Per l'esponente di Fratelli d'Italia, gli effetti della misura continuerebbero a incidere sui margini di bilancio anche a distanza di anni dalla sua introduzione. "Quella misura, voluta e blindata dal Movimento 5 Stelle, continua a presentare il conto agli italiani anni dopo essere stata corretta. Continua a uscire dai cassetti come un fiume sotterraneo che nessuno riesce a fermare del tutto e, ogni volta che riemerge, porta via risorse che potrebbero essere destinate a famiglie, imprese e sanità.". Ricchiuti sottolinea inoltre come, a suo giudizio, proprio il peso dei crediti legati al Superbonus abbia impedito all'Italia di uscire in anticipo dalla procedura europea per disavanzo eccessivo. "È mancato appena lo 0,1 per cento di Pil per consentire al Paese di uscire con un anno di anticipo dalla procedura europea per disavanzo eccessivo. Un soffio che si chiama Superbonus.".
"Il Governo Meloni ha rimesso ordine nei conti."
Nella nota viene rivendicato anche il lavoro dell'esecutivo sul fronte della finanza pubblica. "Il Governo Meloni ha lavorato per anni per rimettere ordine in una contabilità pubblica devastata, partendo da un deficit dell'8,1 per cento ereditato nell'ottobre 2022 e portandolo al 3,1 per cento di oggi. Un risultato importante ottenuto nonostante l'eredità lasciata da una misura che continua a produrre effetti negativi sui conti dello Stato.".

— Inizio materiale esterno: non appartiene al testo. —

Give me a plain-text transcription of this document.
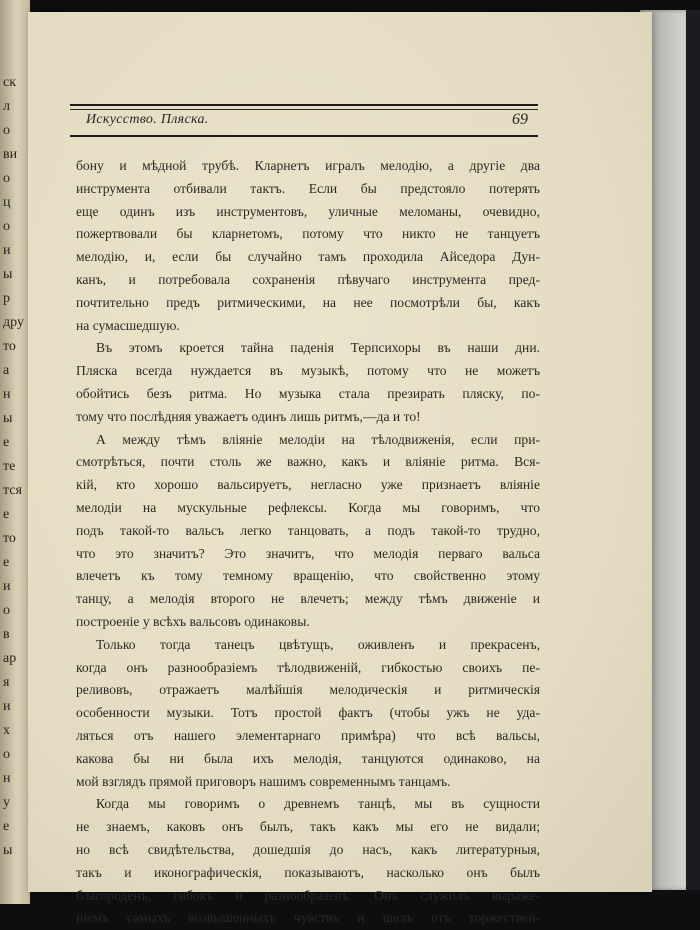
ск
л
о
ви
о
ц
о
и
ы
р
дру
то
а
н
ы
е
те
тся
е
то
е
и
о
в
ар
я
и
х
о
н
у
е
ы
Искусство. Пляска.	69
бону и мѣдной трубѣ. Кларнетъ игралъ мелодію, а другіе два
инструмента отбивали тактъ. Если бы предстояло потерять
еще одинъ изъ инструментовъ, уличные меломаны, очевидно,
пожертвовали бы кларнетомъ, потому что никто не танцуетъ
мелодію, и, если бы случайно тамъ проходила Айседора Дун-
канъ, и потребовала сохраненія пѣвучаго инструмента пред-
почтительно предъ ритмическими, на нее посмотрѣли бы, какъ
на сумасшедшую.
Въ этомъ кроется тайна паденія Терпсихоры въ наши дни.
Пляска всегда нуждается въ музыкѣ, потому что не можетъ
обойтись безъ ритма. Но музыка стала презирать пляску, по-
тому что послѣдняя уважаетъ одинъ лишь ритмъ,—да и то!
А между тѣмъ вліяніе мелодіи на тѣлодвиженія, если при-
смотрѣться, почти столь же важно, какъ и вліяніе ритма. Вся-
кій, кто хорошо вальсируетъ, негласно уже признаетъ вліяніе
мелодіи на мускульные рефлексы. Когда мы говоримъ, что
подъ такой-то вальсъ легко танцовать, а подъ такой-то трудно,
что это значитъ? Это значитъ, что мелодія перваго вальса
влечетъ къ тому темному вращенію, что свойственно этому
танцу, а мелодія второго не влечетъ; между тѣмъ движеніе и
построеніе у всѣхъ вальсовъ одинаковы.
Только тогда танецъ цвѣтущъ, оживленъ и прекрасенъ,
когда онъ разнообразіемъ тѣлодвиженій, гибкостью своихъ пе-
реливовъ, отражаетъ малѣйшія мелодическія и ритмическія
особенности музыки. Тотъ простой фактъ (чтобы ужъ не уда-
ляться отъ нашего элементарнаго примѣра) что всѣ вальсы,
какова бы ни была ихъ мелодія, танцуются одинаково, на
мой взглядъ прямой приговоръ нашимъ современнымъ танцамъ.
Когда мы говоримъ о древнемъ танцѣ, мы въ сущности
не знаемъ, каковъ онъ былъ, такъ какъ мы его не видали;
но всѣ свидѣтельства, дошедшія до насъ, какъ литературныя,
такъ и иконографическія, показываютъ, насколько онъ былъ
благороденъ, гибокъ и разнообразенъ. Онъ служилъ выраже-
ніемъ самыхъ возвышенныхъ чувствъ и шелъ отъ торжествен-
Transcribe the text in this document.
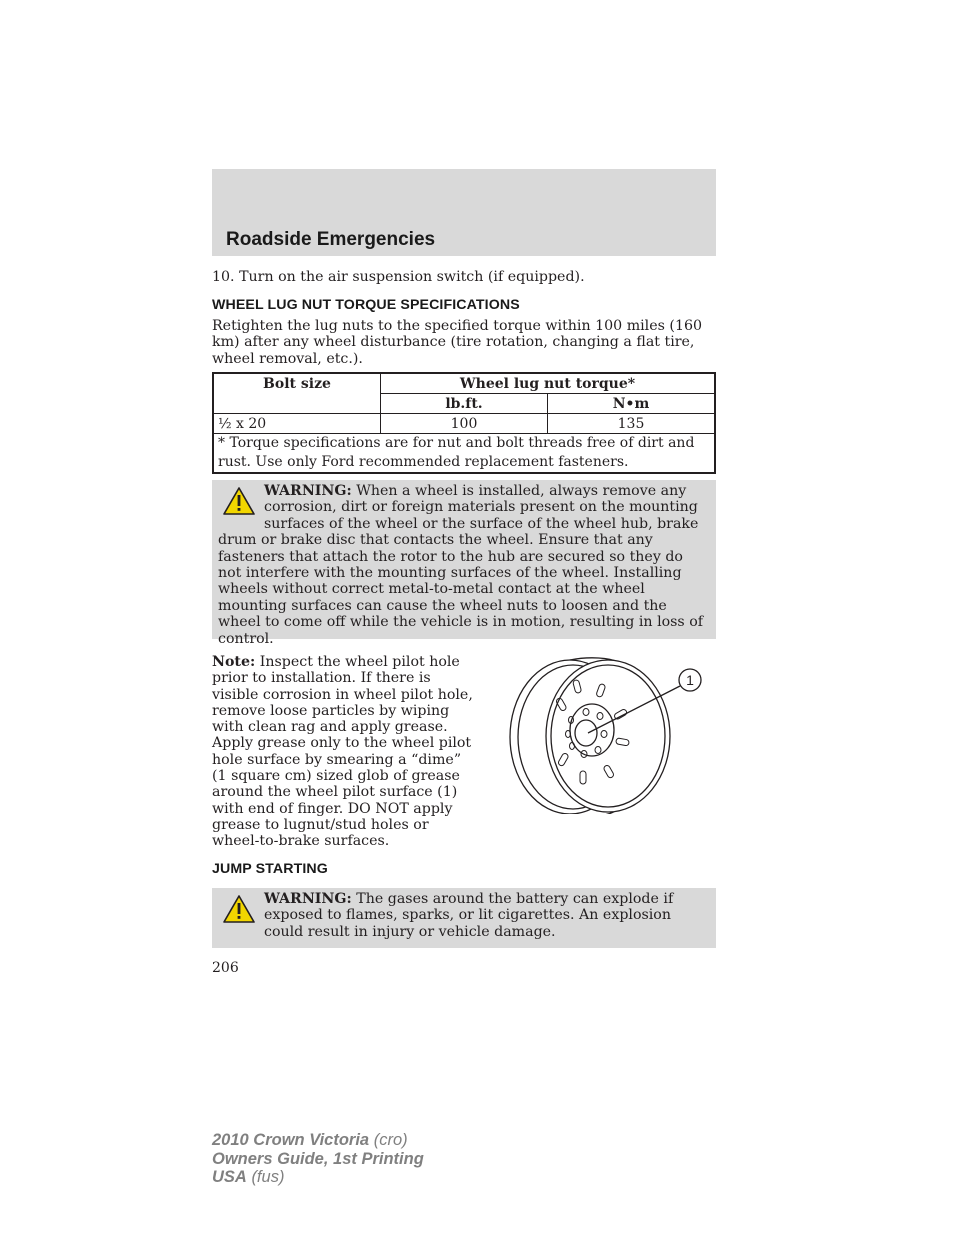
Roadside Emergencies
10. Turn on the air suspension switch (if equipped).
WHEEL LUG NUT TORQUE SPECIFICATIONS
Retighten the lug nuts to the specified torque within 100 miles (160 km) after any wheel disturbance (tire rotation, changing a flat tire, wheel removal, etc.).
Bolt size	Wheel lug nut torque*	
	lb.ft.	N•m
½ x 20	100	135
* Torque specifications are for nut and bolt threads free of dirt and rust. Use only Ford recommended replacement fasteners.		
WARNING: When a wheel is installed, always remove any corrosion, dirt or foreign materials present on the mounting surfaces of the wheel or the surface of the wheel hub, brake drum or brake disc that contacts the wheel. Ensure that any fasteners that attach the rotor to the hub are secured so they do not interfere with the mounting surfaces of the wheel. Installing wheels without correct metal-to-metal contact at the wheel mounting surfaces can cause the wheel nuts to loosen and the wheel to come off while the vehicle is in motion, resulting in loss of control.
Note: Inspect the wheel pilot hole prior to installation. If there is visible corrosion in wheel pilot hole, remove loose particles by wiping with clean rag and apply grease. Apply grease only to the wheel pilot hole surface by smearing a “dime” (1 square cm) sized glob of grease around the wheel pilot surface (1) with end of finger. DO NOT apply grease to lugnut/stud holes or wheel-to-brake surfaces.
1
JUMP STARTING
WARNING: The gases around the battery can explode if exposed to flames, sparks, or lit cigarettes. An explosion could result in injury or vehicle damage.
206
2010 Crown Victoria (cro)
Owners Guide, 1st Printing
USA (fus)
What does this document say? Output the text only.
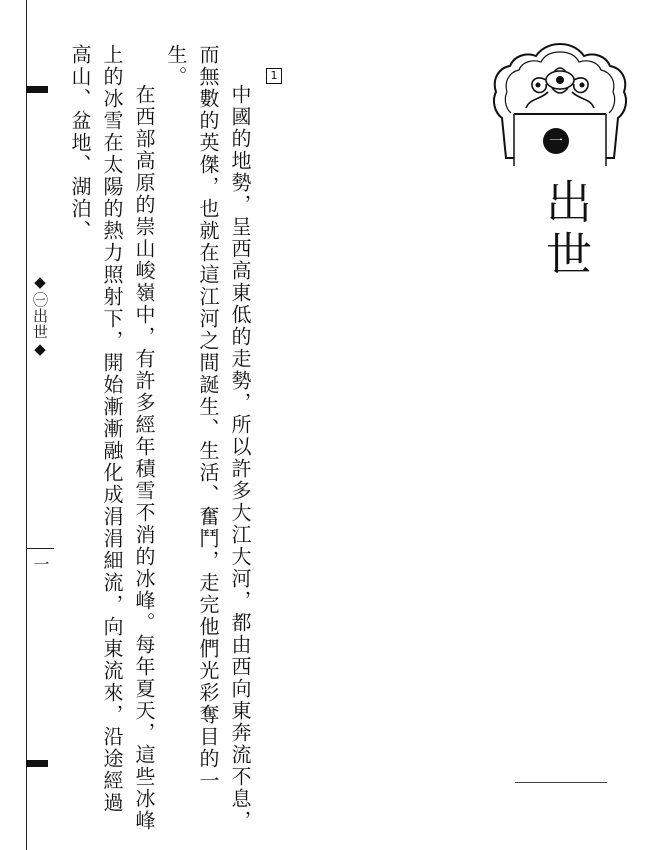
◆㊀出世◆
一
1

中國的地勢，呈西高東低的走勢，所以許多大江大河，都由西向東奔流不息，而無數的英傑，也就在這江河之間誕生、生活、奮鬥，走完他們光彩奪目的一生。

在西部高原的崇山峻嶺中，有許多經年積雪不消的冰峰。每年夏天，這些冰峰上的冰雪在太陽的熱力照射下，開始漸漸融化成涓涓細流，向東流來，沿途經過高山、盆地、湖泊、	一
出世
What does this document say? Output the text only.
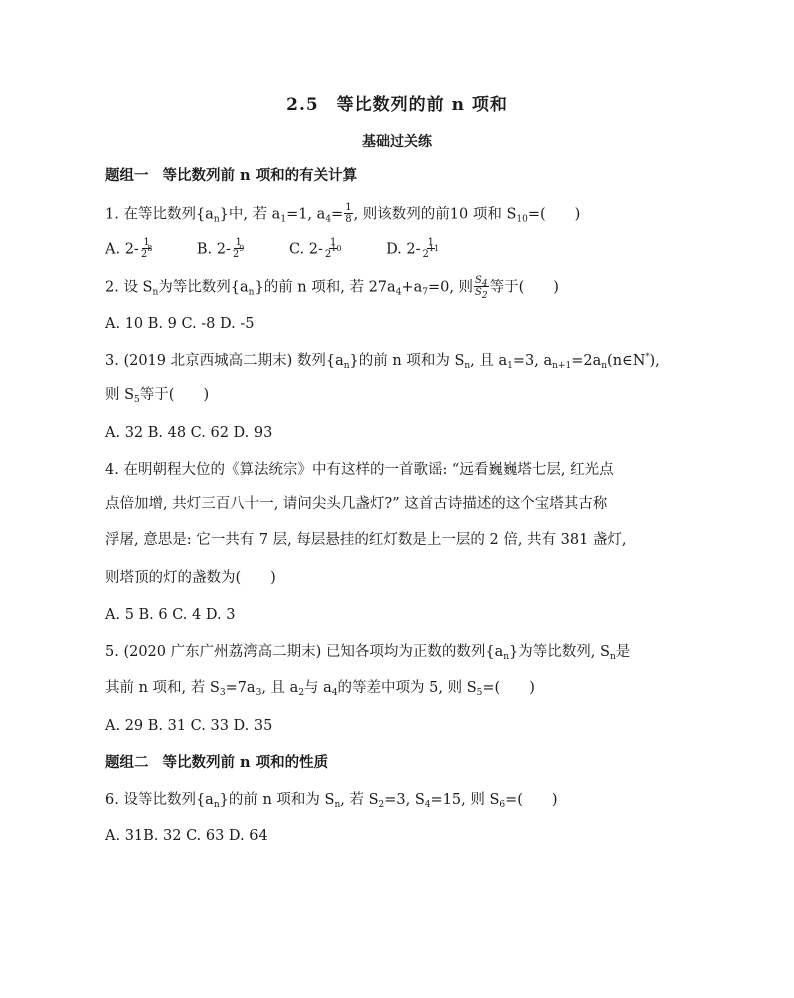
2.5　等比数列的前 n 项和
基础过关练
题组一 等比数列前 n 项和的有关计算
1. 在等比数列$\{a_n\}$中, 若 $a_1=1$, $a_4= \frac{1}{8}$ , 则该数列的前10 项和 $S_{10}=$(　　)
A. $2- \frac{1}{2^8}$	B. $2- \frac{1}{2^9}$	C. $2- \frac{1}{2^{10}}$	D. $2- \frac{1}{2^{11}}$
2. 设 $S_n$为等比数列$\{a_n\}$的前 n 项和, 若 $27a_4+a_7=0$, 则 $\frac{S_4}{S_2}$ 等于(　　)
A. 10 B. 9 C. -8 D. -5
3. (2019 北京西城高二期末) 数列$\{a_n\}$的前 n 项和为 $S_n$, 且 $a_1=3$, $a_{n+1}=2a_n(n\in N^*)$,
则 $S_5$等于(　　)
A. 32 B. 48 C. 62 D. 93
4. 在明朝程大位的《算法统宗》中有这样的一首歌谣: “远看巍巍塔七层, 红光点
点倍加增, 共灯三百八十一, 请问尖头几盏灯?” 这首古诗描述的这个宝塔其古称
浮屠, 意思是: 它一共有 7 层, 每层悬挂的红灯数是上一层的 2 倍, 共有 381 盏灯,
则塔顶的灯的盏数为(　　)
A. 5 B. 6 C. 4 D. 3
5. (2020 广东广州荔湾高二期末) 已知各项均为正数的数列$\{a_n\}$为等比数列, $S_n$是
其前 n 项和, 若 $S_3=7a_3$, 且 $a_2$与 $a_4$的等差中项为 5, 则 $S_5=$(　　)
A. 29 B. 31 C. 33 D. 35
题组二 等比数列前 n 项和的性质
6. 设等比数列$\{a_n\}$的前 n 项和为 $S_n$, 若 $S_2=3$, $S_4=15$, 则 $S_6=$(　　)
A. 31B. 32 C. 63 D. 64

"Gli italiani meritano la verità."
Ricchiuti conclude puntando il dito contro il Movimento 5 Stelle, accusandolo di voler prendere le distanze dagli effetti del Superbonus. "Il Movimento 5 Stelle ha scritto una norma senza paletti, senza controlli e senza limiti di spesa e oggi pretende di non pagarne il prezzo politico. Chi ha causato il danno non può chiamarsi fuori quando il danno si manifesta. Gli italiani meritano la verità, non la propaganda di chi scappa dalle proprie responsabilità. Lo dice la Corte dei Conti, non un avversario politico. Chi ha scavato questo buco nei conti pubblici oggi ha la faccia tosta di candidarsi a governare il Paese. Prima manda in rovina i conti, poi chiede agli italiani di fidarsi ancora. Una vergogna.".